After several days with no meaningful clinical improvement following treatment with azithromycin and ceftriaxone, CT angiography was performed indicating significant bilateral pleural effusion, moderate pericardial effusion and no lymphadenopathy.
Transthoracic echocardiography (Figure 2) showed a normal function of the left ventricle and large volume of pericardial effusion with a diastolic right-sided collapse. Urgent pericardiocentesis via a subcostal approach was performed and 650 ml of serosanguinous fluid were withdrawn resulting in an immediate relief of symptoms. Pericardial drainage continued for nine days using a pigtailed catheter.
The patient underwent left pleurocentesis with the removal of 500 ml of exudative cloudy fluid. Pleural cell count indicated a total of 42,700 k/ul of white blood cells. Of them, 24% were monocytes, 13% basophils, and 63% were large unstained cells [LUC]. Pleural chemistry analysis showed a significant low glucose level [<11 mg/dL], high protein level [4.36 g/dL], Low pH [6.99], and an extremely high LDH level [44,000, U/L] while Serum LDH was mildly elevated [640 U/L]. The effusion to serum protein ratio was 0.71.
Flow cytometry (NAVIOS machine Beckman Coulter, USA), from the pericardial fluid, analyzed using the side scatter (SSC) gating, indicated 100,000 white blood cells. Of which, 25% were neutrophils (CD13+/CD10+), 25% monocytes (CD64+, CD123-, CD33+) and 12% were from the lymphoid lineage (CD20+, CD3+). An additional CD45- population comprised 38-45% of total cells with the following antigen properties: Kappa+, Lambda-, CD138+, CD38+, CD56+, CD81+, CD229+, CD74+, CD43+, CD19-, CD20-, CD24-, CD54-, CD27-, CD28-, CD200dim, CD117-, CD10-. CD81+ (Figure 3).
Microscopic examination of the fluid revealed large immature atypical lymphocyte. Broad antigens analysis was performed indicating the following: HLA-DR-, CD34-, CD123-, CD33-, CD64-, CD68-, CD4-, cyCd79a-, cyCD3-, MPO-, TdT-.
Flow cytometry of the Pleural fluid showed the same antigenic properties (Figure 4). Immunofluorescent assays (IFA) using the lytic and latent IgG test for the detection of HHV-8 were both positive. Human immunodeficiency virus (HIV) testing using the enzyme-linked immunosorbent assay was negative.

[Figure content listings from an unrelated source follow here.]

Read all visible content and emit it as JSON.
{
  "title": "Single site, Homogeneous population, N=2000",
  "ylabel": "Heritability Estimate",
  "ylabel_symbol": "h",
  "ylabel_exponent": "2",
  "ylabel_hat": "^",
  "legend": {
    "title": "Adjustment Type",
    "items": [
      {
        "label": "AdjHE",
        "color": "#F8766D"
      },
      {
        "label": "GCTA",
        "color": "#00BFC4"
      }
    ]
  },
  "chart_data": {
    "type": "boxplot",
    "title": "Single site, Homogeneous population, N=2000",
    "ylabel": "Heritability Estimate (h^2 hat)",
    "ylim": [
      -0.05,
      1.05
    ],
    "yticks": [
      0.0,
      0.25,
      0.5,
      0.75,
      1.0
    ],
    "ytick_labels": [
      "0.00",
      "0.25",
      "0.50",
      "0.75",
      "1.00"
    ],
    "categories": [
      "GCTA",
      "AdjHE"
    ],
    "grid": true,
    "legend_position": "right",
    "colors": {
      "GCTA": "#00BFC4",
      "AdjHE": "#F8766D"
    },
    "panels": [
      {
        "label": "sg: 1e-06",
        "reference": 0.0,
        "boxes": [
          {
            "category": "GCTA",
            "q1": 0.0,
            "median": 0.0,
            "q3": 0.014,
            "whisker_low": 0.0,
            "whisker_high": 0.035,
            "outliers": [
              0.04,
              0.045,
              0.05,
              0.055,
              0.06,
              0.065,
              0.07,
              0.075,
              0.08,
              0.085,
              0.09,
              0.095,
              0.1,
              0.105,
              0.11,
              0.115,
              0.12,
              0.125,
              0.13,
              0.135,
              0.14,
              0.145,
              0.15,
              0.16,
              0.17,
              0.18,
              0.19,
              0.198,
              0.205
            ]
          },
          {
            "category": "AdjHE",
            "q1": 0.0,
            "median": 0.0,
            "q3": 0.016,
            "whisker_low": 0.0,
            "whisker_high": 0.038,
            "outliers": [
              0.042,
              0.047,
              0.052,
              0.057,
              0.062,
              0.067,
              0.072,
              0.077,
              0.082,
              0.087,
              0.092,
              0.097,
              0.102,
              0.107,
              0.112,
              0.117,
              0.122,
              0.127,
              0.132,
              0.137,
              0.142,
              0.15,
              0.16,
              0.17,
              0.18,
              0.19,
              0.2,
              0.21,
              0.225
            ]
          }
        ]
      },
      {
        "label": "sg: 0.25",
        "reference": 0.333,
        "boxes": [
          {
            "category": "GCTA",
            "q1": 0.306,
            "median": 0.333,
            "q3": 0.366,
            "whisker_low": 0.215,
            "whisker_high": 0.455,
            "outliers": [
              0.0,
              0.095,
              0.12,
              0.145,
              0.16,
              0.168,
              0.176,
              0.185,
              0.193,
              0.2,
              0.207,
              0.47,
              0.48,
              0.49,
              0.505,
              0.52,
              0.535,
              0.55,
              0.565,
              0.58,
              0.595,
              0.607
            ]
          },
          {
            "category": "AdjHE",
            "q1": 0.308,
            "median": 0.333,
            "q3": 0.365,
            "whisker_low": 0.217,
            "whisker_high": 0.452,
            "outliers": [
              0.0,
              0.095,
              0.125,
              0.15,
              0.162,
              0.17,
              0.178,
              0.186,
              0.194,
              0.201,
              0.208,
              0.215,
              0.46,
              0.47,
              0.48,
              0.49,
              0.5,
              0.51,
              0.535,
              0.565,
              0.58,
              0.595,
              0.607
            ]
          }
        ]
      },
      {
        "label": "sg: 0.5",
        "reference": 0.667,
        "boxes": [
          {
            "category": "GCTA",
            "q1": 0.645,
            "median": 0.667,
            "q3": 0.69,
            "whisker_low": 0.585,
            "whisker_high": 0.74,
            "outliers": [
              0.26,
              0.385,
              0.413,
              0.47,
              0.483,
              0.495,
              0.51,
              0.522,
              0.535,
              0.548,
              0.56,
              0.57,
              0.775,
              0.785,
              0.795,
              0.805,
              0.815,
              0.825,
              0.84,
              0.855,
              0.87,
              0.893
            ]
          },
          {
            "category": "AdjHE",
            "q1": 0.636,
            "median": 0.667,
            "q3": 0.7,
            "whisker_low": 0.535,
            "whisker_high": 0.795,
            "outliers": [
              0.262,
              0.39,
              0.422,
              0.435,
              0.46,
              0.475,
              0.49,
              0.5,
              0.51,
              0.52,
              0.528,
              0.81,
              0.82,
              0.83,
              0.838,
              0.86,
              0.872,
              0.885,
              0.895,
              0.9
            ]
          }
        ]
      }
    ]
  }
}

A diagnosis of primary effusion lymphoma was established based on the cytologic findings. suggestive of a lymphoid malignant infiltrate with cells positive for HHV8, along with the peculiar characteristic immunophenotype which was negative for classical B and T cell markers, yet positive for plasma cell markers i.e CD38 and CD138. Additionally, the lack of lymph node or spleen enlargement in whole body CT, and in fact – the lack of any masses at all were all consistent with the diagnosis of PEL.
After consulting with her family members, the patient chose not to start chemotherapy. Her treatment regimen consisted of anti-hypertensive medication (Nifedipine and Bisoprolol), 60mg Prednisone which was slowly tapered over a course of several week, Ibuprofen (1800mg daily for two weeks), 30mg Lansoprazole and 100mg Aspirin.
During the first six months after discharge, she underwent two successful pleural drains. At a two-and-a-half-year follow-up there were no adverse events other than a mild accumulation of pleural fluid that did not require drainage.